There’s a whole lot of government happening this week, kids. I know that terms like “special use district” make you turn to the numbing solace of animals on YouTube, but hey, that’s what the officials you elected care about (except for the urban hipsters among you – we both know you didn’t vote). So here’s my proposal: SF Government InAction is now a drinking game: any time a zoning term comes up, do a shot.

You might as well: that’s what I do writing it.

Fasten your seat belts and pass the bottle, because it’s a good week for a hangover.

Monday, March 31, 1 p.m. – Land Use & Economic Development Committee

Here’s probably the only funny story about zoning you’ll ever hear. A few months ago, Supervisor Gerardo Sandoval proposed banning new “Head Shops” in the Excelsior. He said this would be legal because the city already restricts new liquor stores there. But, as it turns out, the liquor store regulation he was talking about was one of his own proposals that still hadn’t gotten out of committee yet.
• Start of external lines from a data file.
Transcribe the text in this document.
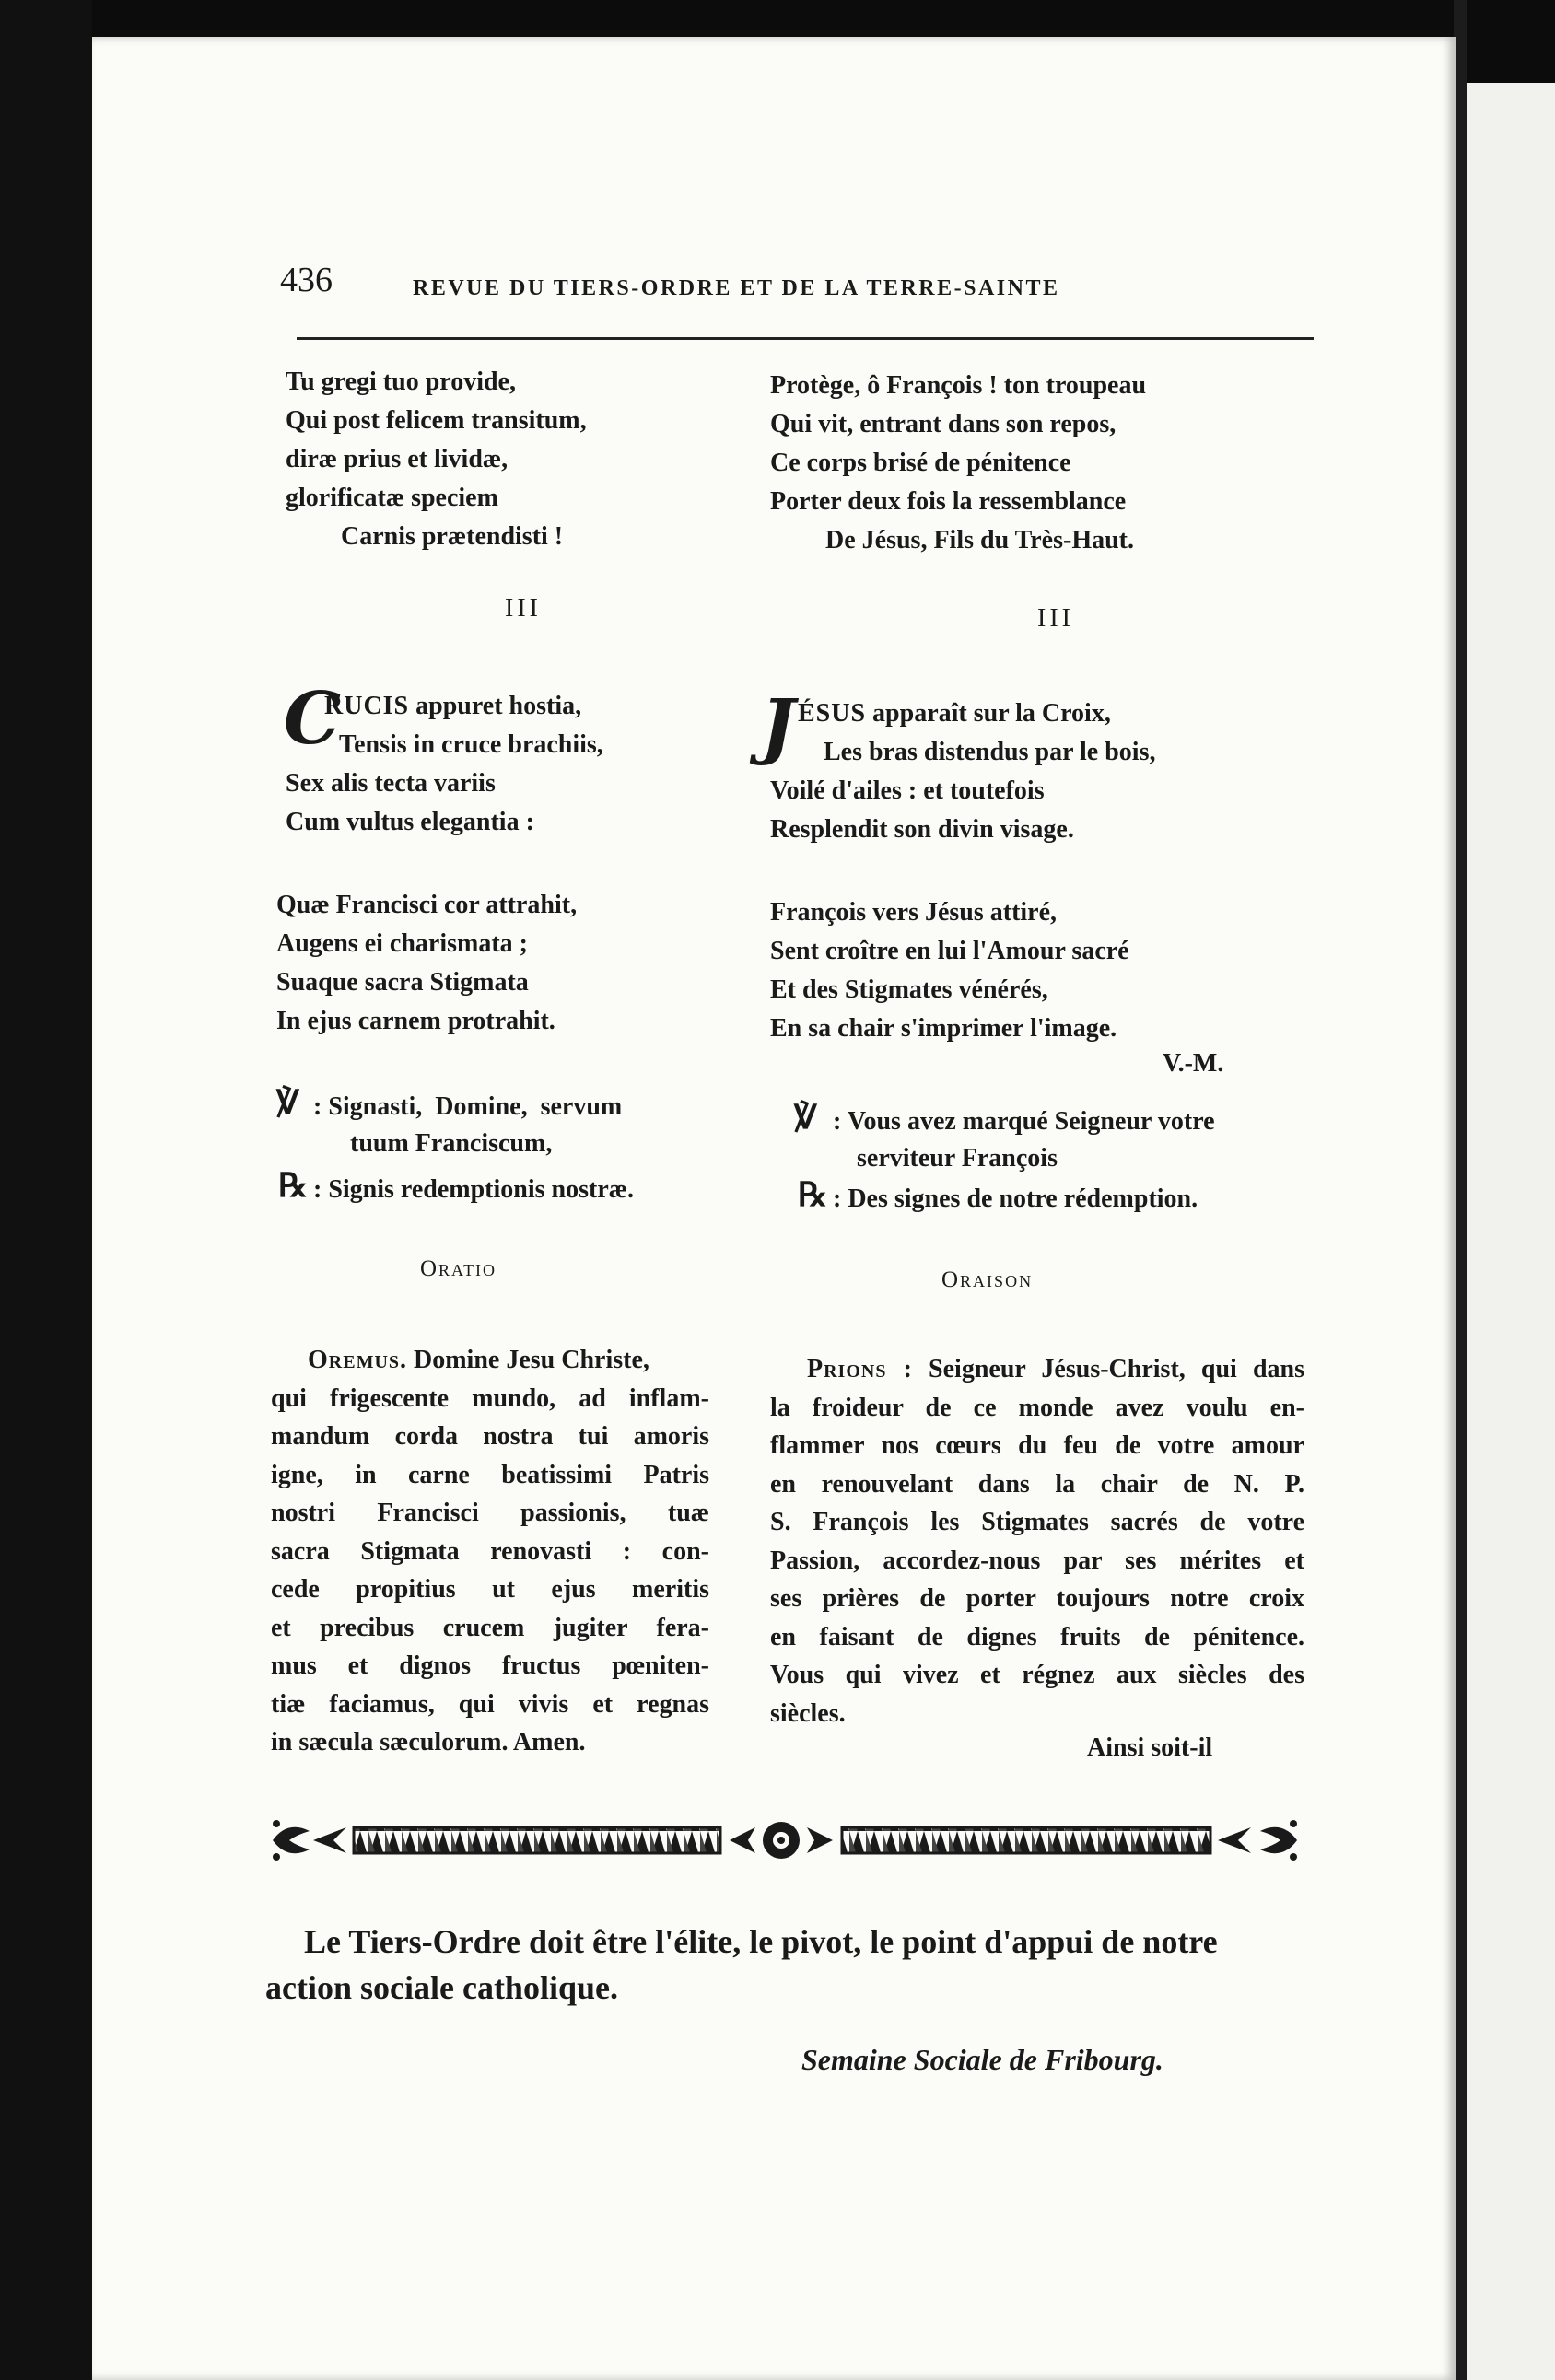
436	REVUE DU TIERS-ORDRE ET DE LA TERRE-SAINTE
Tu gregi tuo provide,
Qui post felicem transitum,
diræ prius et lividæ,
glorificatæ speciem
Carnis prætendisti !
Protège, ô François ! ton troupeau
Qui vit, entrant dans son repos,
Ce corps brisé de pénitence
Porter deux fois la ressemblance
De Jésus, Fils du Très-Haut.
III	III
C
RUCIS appuret hostia,
Tensis in cruce brachiis,
Sex alis tecta variis
Cum vultus elegantia :
J ÉSUS apparaît sur la Croix,
Les bras distendus par le bois,
Voilé d'ailes : et toutefois
Resplendit son divin visage.
Quæ Francisci cor attrahit,
Augens ei charismata ;
Suaque sacra Stigmata
In ejus carnem protrahit.
François vers Jésus attiré,
Sent croître en lui l'Amour sacré
Et des Stigmates vénérés,
En sa chair s'imprimer l'image.
V.-M.
℣ : Signasti,  Domine,  servum
tuum Franciscum,
℞ : Signis redemptionis nostræ.
℣ : Vous avez marqué Seigneur votre
serviteur François
℞ : Des signes de notre rédemption.
Oratio	Oraison
Oremus. Domine Jesu Christe,
qui frigescente mundo, ad inflam-
mandum corda nostra tui amoris
igne, in carne beatissimi Patris
nostri Francisci passionis, tuæ
sacra Stigmata renovasti : con-
cede propitius ut ejus meritis
et precibus crucem jugiter fera-
mus et dignos fructus pœniten-
tiæ faciamus, qui vivis et regnas
in sæcula sæculorum. Amen.
Prions : Seigneur Jésus-Christ, qui dans
la froideur de ce monde avez voulu en-
flammer nos cœurs du feu de votre amour
en renouvelant dans la chair de N. P.
S. François les Stigmates sacrés de votre
Passion, accordez-nous par ses mérites et
ses prières de porter toujours notre croix
en faisant de dignes fruits de pénitence.
Vous qui vivez et régnez aux siècles des
siècles.
Ainsi soit-il
Le Tiers-Ordre doit être l'élite, le pivot, le point d'appui de notre
action sociale catholique.
Semaine Sociale de Fribourg.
I’m calling this “Quantum Zoning Causality” – where future zoning is used to justify present zoning, which is then used to justify the zoning of the future. It’s brilliant: you can’t protest new zoning, because it’s ALREADY BEEN ZONED – you just don’t know it yet.

String theorists might want to take note: both measures justifying each other are on the agenda of the Land Use committee this week. If they collide at high speeds, we might be able to see the way the universe was first zoned just milliseconds after the Big Bang.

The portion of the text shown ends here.